Density might explain some of the discrepancies with New York City. NYC is the densest big city in the country, at 28,000 people per square mile; San Francisco, the second-densest city, has 18,000 per square mile. But there are other factors that may have dampened the effects of the virus: early, aggressive interventions by political and public health officials to contain the spread of the coronavirus and steel the system against an outbreak. Taken as a whole, they suggest San Francisco saved a lot of lives by starting the clock on a response well before the coronavirus had officially arrived in the city. 

Here are four things San Francisco seems to have gotten right. 

Went on emergency footing early

On Feb. 25, nine days before San Francisco announced its first two coronavirus crisis, Mayor London Breed declared a state of emergency, allowing the city to fast-track hiring and loosening up funds and resources from the state and federal government. At the time there were 57 cases throughout the United States.

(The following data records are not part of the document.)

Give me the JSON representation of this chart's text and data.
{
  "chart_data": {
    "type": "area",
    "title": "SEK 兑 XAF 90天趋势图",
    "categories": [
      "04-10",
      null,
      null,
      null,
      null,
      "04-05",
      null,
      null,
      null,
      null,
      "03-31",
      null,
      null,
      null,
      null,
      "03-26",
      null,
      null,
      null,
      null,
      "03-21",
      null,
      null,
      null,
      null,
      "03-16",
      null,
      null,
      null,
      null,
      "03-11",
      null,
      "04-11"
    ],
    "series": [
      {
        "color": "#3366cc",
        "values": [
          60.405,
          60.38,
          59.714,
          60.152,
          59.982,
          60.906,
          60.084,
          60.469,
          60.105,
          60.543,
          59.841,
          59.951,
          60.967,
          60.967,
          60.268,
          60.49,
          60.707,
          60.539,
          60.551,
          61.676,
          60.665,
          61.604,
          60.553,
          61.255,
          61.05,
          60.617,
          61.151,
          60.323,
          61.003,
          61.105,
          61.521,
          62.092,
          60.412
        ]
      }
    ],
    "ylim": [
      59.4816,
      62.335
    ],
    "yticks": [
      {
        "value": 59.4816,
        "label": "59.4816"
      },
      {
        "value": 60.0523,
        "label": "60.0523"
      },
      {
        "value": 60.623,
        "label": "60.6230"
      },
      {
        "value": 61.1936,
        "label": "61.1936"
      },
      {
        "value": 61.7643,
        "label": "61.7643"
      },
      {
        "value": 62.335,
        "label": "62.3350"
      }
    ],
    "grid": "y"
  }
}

It would be more than two weeks before New York City declared its own state of the emergency, at which point the city had 95 cases. 

As the San Francisco Chronicle‘s Heather Knight points out, Breed’s emergency declaration sped up preparations for a coronavirus response. Among other things it allowed the city to expand its emergency operations center. In two weeks, San Francisco hired 82 nurses, a process that typically takes months. In a month, Breed managed to score 30 recreational vehicles to serve as “isolation housing” for homeless people who test positive for the coronavirus but did not need hospitalization. And starting this week, the Moscone Center will turn into a homeless shelter for 600 people who need medical care while the city tries to secure 3,000 hotel rooms for homeless people and health care workers. 

Social distanced early

On March 11, six days after it announced its first two coronavirus cases, San Francisco barred gatherings of more than 1,000 people at a time and told folks not to leave their homes unless they needed to go grocery shopping and visit medical professionals. This set the stage for more dramatic measures at a time when President Trump was assuring Americans that the “risk is very, very low.”On March 16, a day after the Centers for Disease Control and Prevention advised against gatherings of at least 50 people, San Francisco along with five other Bay Area counties issued shelter-in-place orders, affecting 6.7 million people in all. On March 19, the rest of California followed suit. On March 20, 19 days after New York City reported its first case, New York Gov. Andrew Cuomo ordered a pause on non-essential businesses and a de facto quarantine order as cases began to swell. 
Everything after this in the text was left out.